Court Upholds Termination of Employee for Violating Residency Requirement


The Illinois Appellate Court recently interpreted a municipal ordinance residency requirement to uphold the municipality's termination of a firefighter for failing to comply with that requirement. Cannici v. Village of Melrose Park, 2019 IL App (1st) 181422-U.

Cannici, a firefighter in Melrose Park, purchased a duplex in Melrose Park in 2000, about the same time he began working at the Village. He continued to live there with his wife and two children until 2008, when he purchased a home in Orland Park. His wife and two children moved into the new home, and he claims he stayed in the Melrose Park duplex and visited his family in Orland Park on the weekends. For a couple of years, he attempted to sell the Melrose Park house but a sale never happened. Instead, he entered into a lease to rent out the home in 2013 to another family who stayed until 2016.
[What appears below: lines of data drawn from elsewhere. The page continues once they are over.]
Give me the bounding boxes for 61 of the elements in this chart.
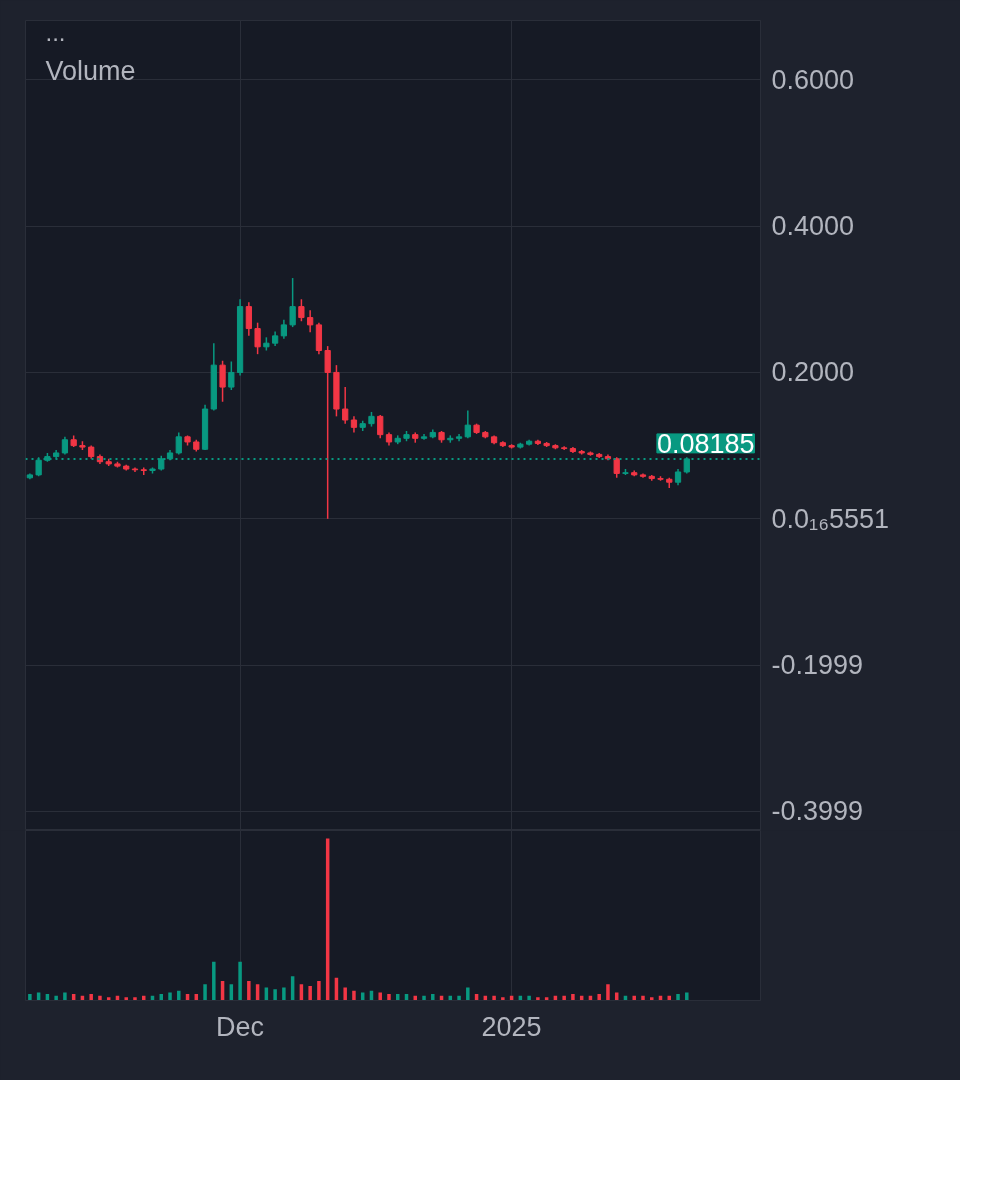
bar (247, 981, 251, 1001)
bar (317, 981, 321, 1001)
bar (168, 992, 172, 1001)
bar (685, 992, 689, 1001)
bar (28, 994, 32, 1001)
candlestick (280, 319, 288, 340)
y-tick-label: -0.3999 (771, 796, 864, 827)
y-tick-label: 0.2000 (771, 357, 855, 388)
candlestick (219, 359, 226, 403)
candlestick (464, 409, 471, 440)
bar (387, 994, 391, 1001)
bar (676, 994, 680, 1001)
bar (562, 995, 566, 1001)
bar (632, 995, 636, 1001)
candlestick (307, 309, 314, 333)
bar (431, 994, 435, 1001)
y-tick-label: -0.1999 (771, 650, 864, 681)
bar (527, 995, 531, 1001)
bar (378, 992, 382, 1001)
y-tick-label: 0.6000 (771, 64, 855, 95)
bar (282, 987, 286, 1001)
bar (203, 984, 207, 1001)
bar (212, 961, 216, 1001)
y-tick-label: 0.0₁₆5551 (771, 503, 890, 534)
bar (457, 995, 461, 1001)
ref-line-label: 0.08185 (656, 428, 755, 459)
bar (343, 987, 347, 1001)
bar (54, 995, 58, 1001)
bar (89, 994, 93, 1001)
bar (177, 990, 181, 1001)
bar (124, 997, 128, 1001)
bar (422, 995, 426, 1001)
candlestick (245, 301, 252, 337)
candlestick (342, 386, 349, 425)
bar (98, 995, 102, 1001)
bar (641, 995, 645, 1001)
candlestick (377, 414, 384, 440)
x-tick-label: Dec (216, 1011, 265, 1042)
bar (501, 997, 505, 1001)
annotation: ... (45, 18, 66, 46)
bar (536, 997, 540, 1001)
y-tick-label: 0.4000 (771, 211, 855, 242)
bar (238, 961, 242, 1001)
bar (466, 987, 470, 1001)
candlestick (324, 345, 331, 520)
candlestick (254, 321, 261, 355)
bar (133, 997, 137, 1001)
bar (571, 994, 575, 1001)
candlestick (289, 277, 296, 328)
candlestick (613, 456, 620, 479)
bar (597, 994, 601, 1001)
candlestick (228, 360, 235, 391)
candlestick (298, 298, 305, 322)
bar (308, 985, 312, 1001)
bar (606, 984, 610, 1001)
text: Volume (45, 55, 136, 86)
x-tick-label: 2025 (481, 1011, 542, 1042)
bar (273, 989, 277, 1001)
bar (492, 995, 496, 1001)
bar (352, 990, 356, 1001)
bar (63, 992, 67, 1001)
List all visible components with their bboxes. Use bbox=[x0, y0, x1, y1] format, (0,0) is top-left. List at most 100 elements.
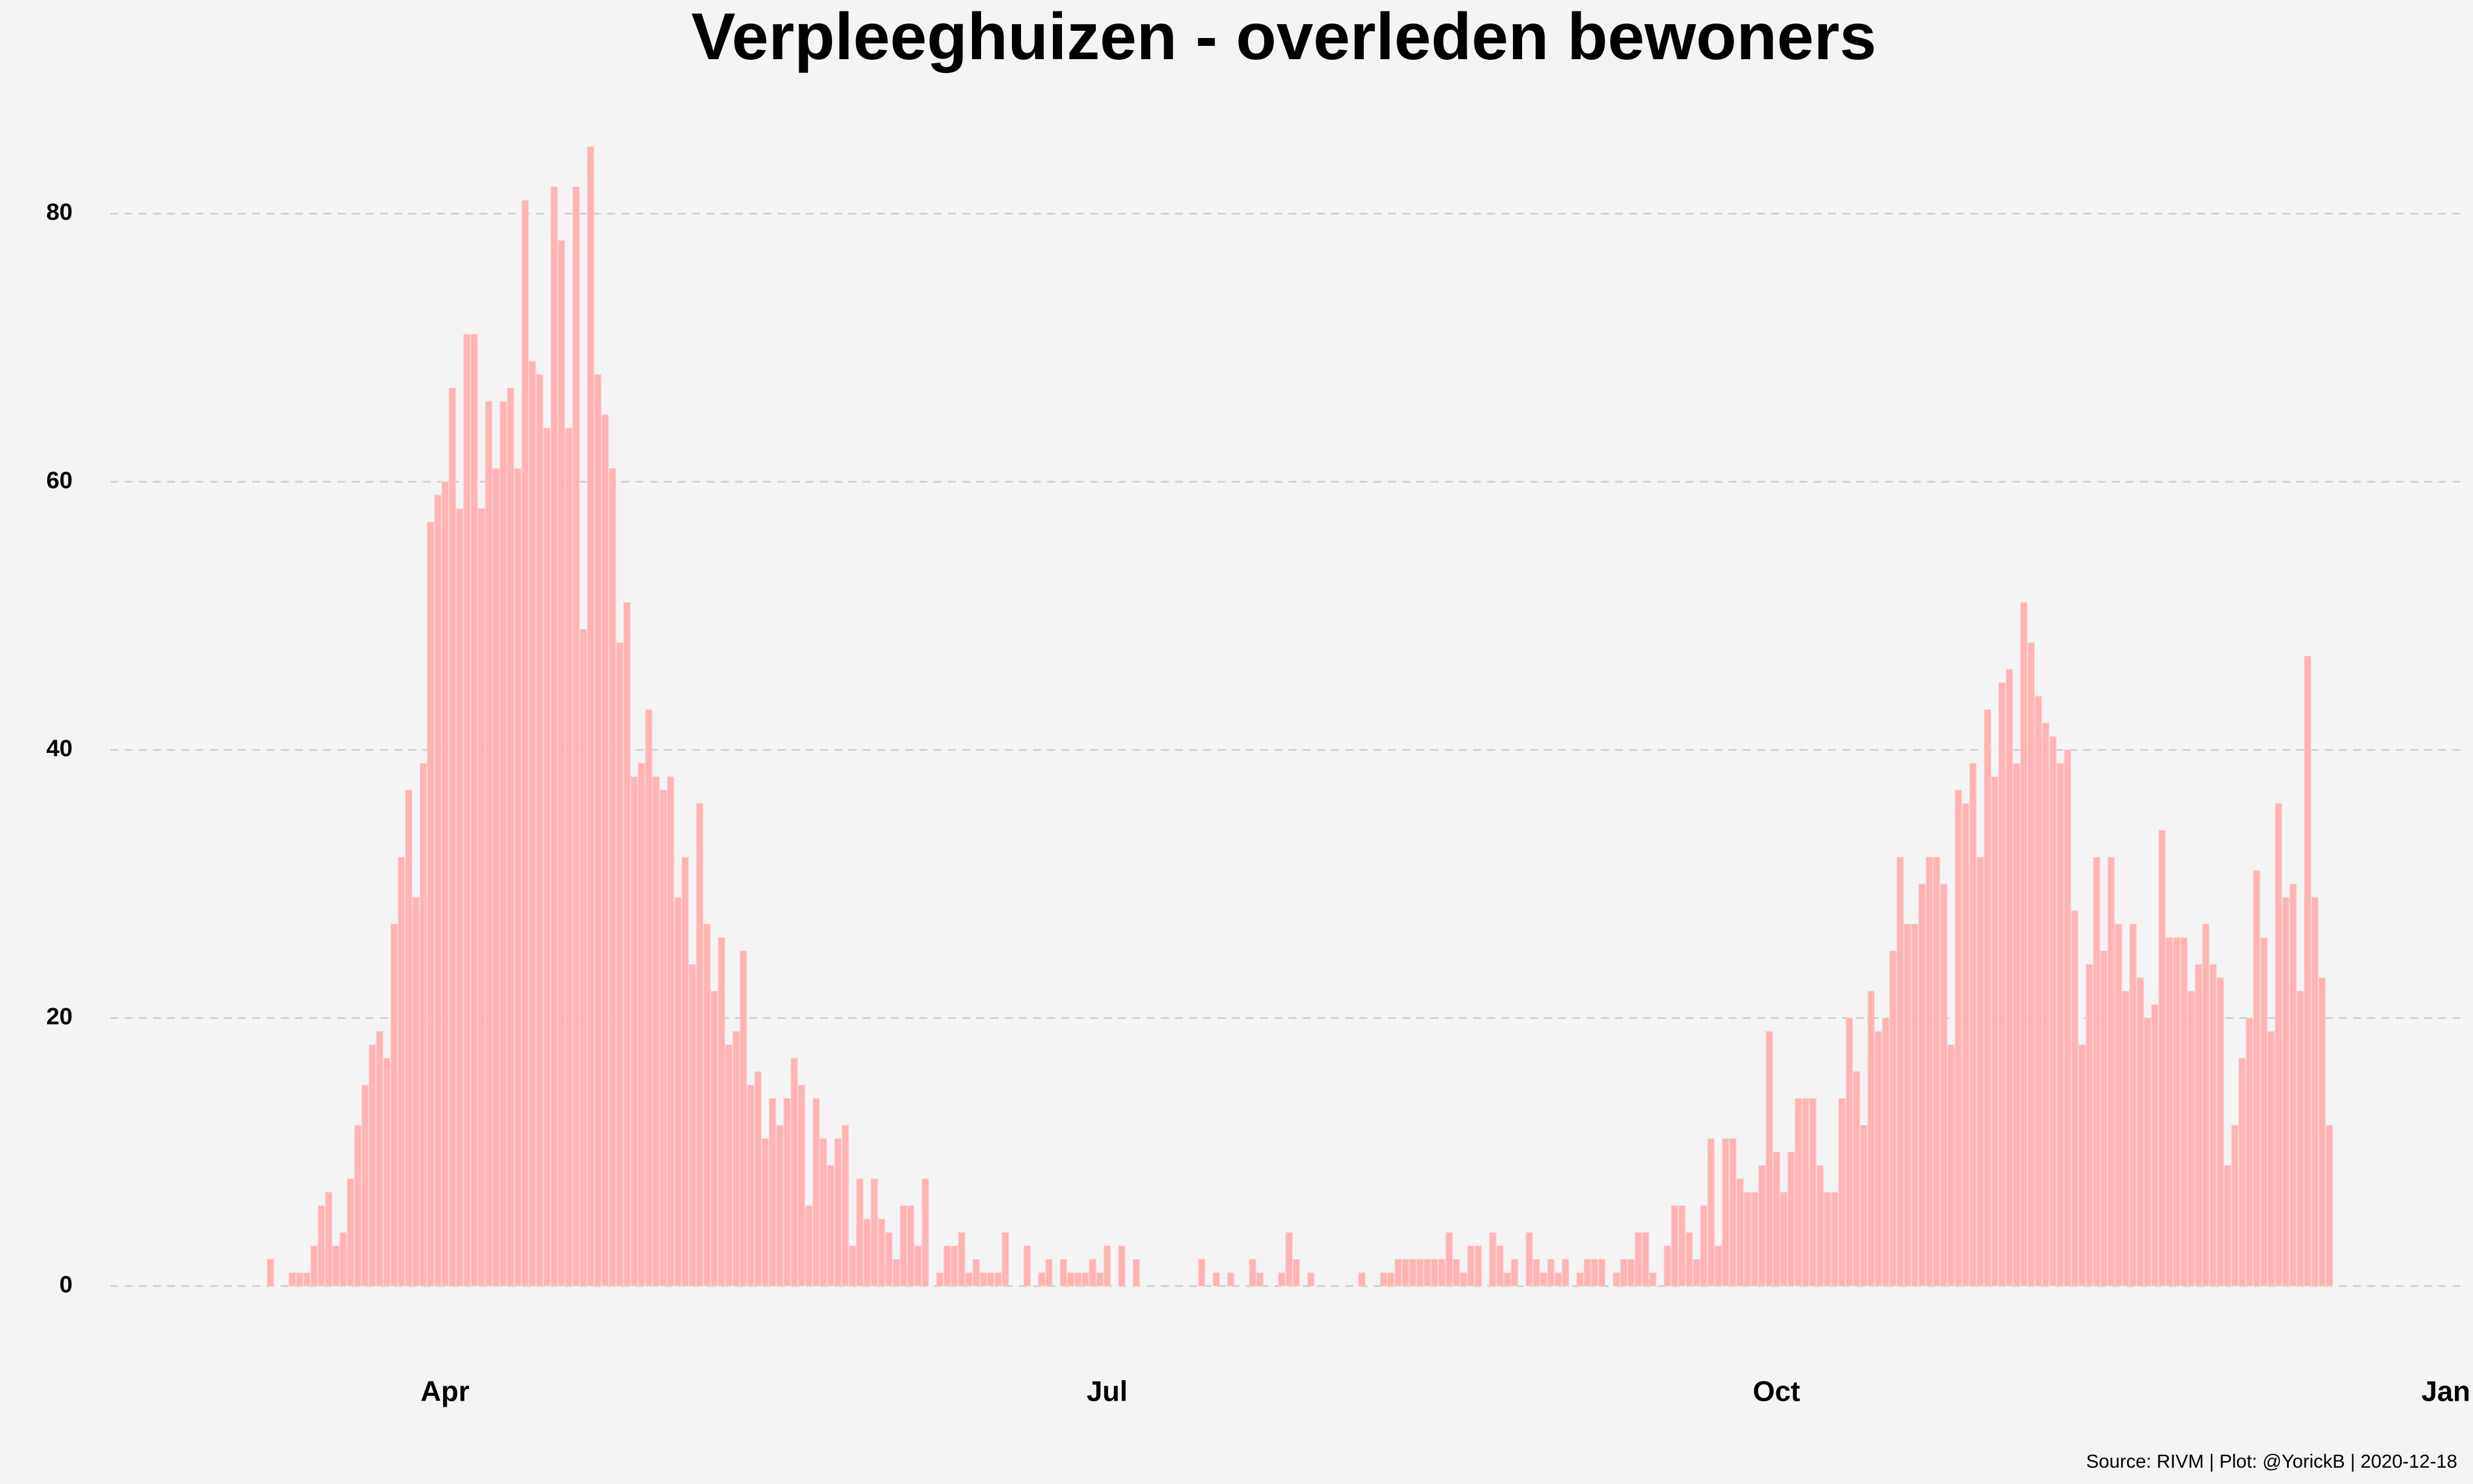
bar bbox=[1744, 1192, 1752, 1287]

In 2016, the Village sought to terminate Cannici for violating the residency requirement. The Board of Fire and Police Commission held a hearing, heard testimony from Cannici, and at the conclusion of the hearing, voted to terminate Cannici, finding that he had abandoned the Melrose Park residency when he leased the home in 2013. Cannici sued to challenge the Board's decision. The circuit court upheld the Board's decision to terminate, and he appealed to the First District Appellate Court. 

On appeal, the Appellate Court first reviewed the municipal ordinance requirement and held that the ordinance clearly defined "residency" for purposes of the employment residency requirement to require a village employee to occupy a dwelling place used as a home as the employee's principal place of residence and abode. In this case, the court found that Cannici did not occupy the Melrose Park home for three years while it was being rented out, and his primary residency and abode was in the Orland Park home where his family lived.  The court rejected Cannici's argument that the court should have applied the residency test used by the Appellate Court in the Maksym case involving the challenge to former Chicago Mayor Emanuel's residency, which examined the person's intent to return to the home. The court acknowledged that the court in the Maksym case had to craft a definition of residency because the statute at issue in that case (residency for purposes of eligibility for municipal office) did not define "residency." Here, however, the court noted that Melrose Park's ordinance at issue did, in fact, define residency, and that definition required actual occupancy rather than intent.

Municipalities with residency requirements may want to look at their own ordinances to determine whether they have a clear definition of residency, as that could be helpful in defending any challenge to the application of the ordinance.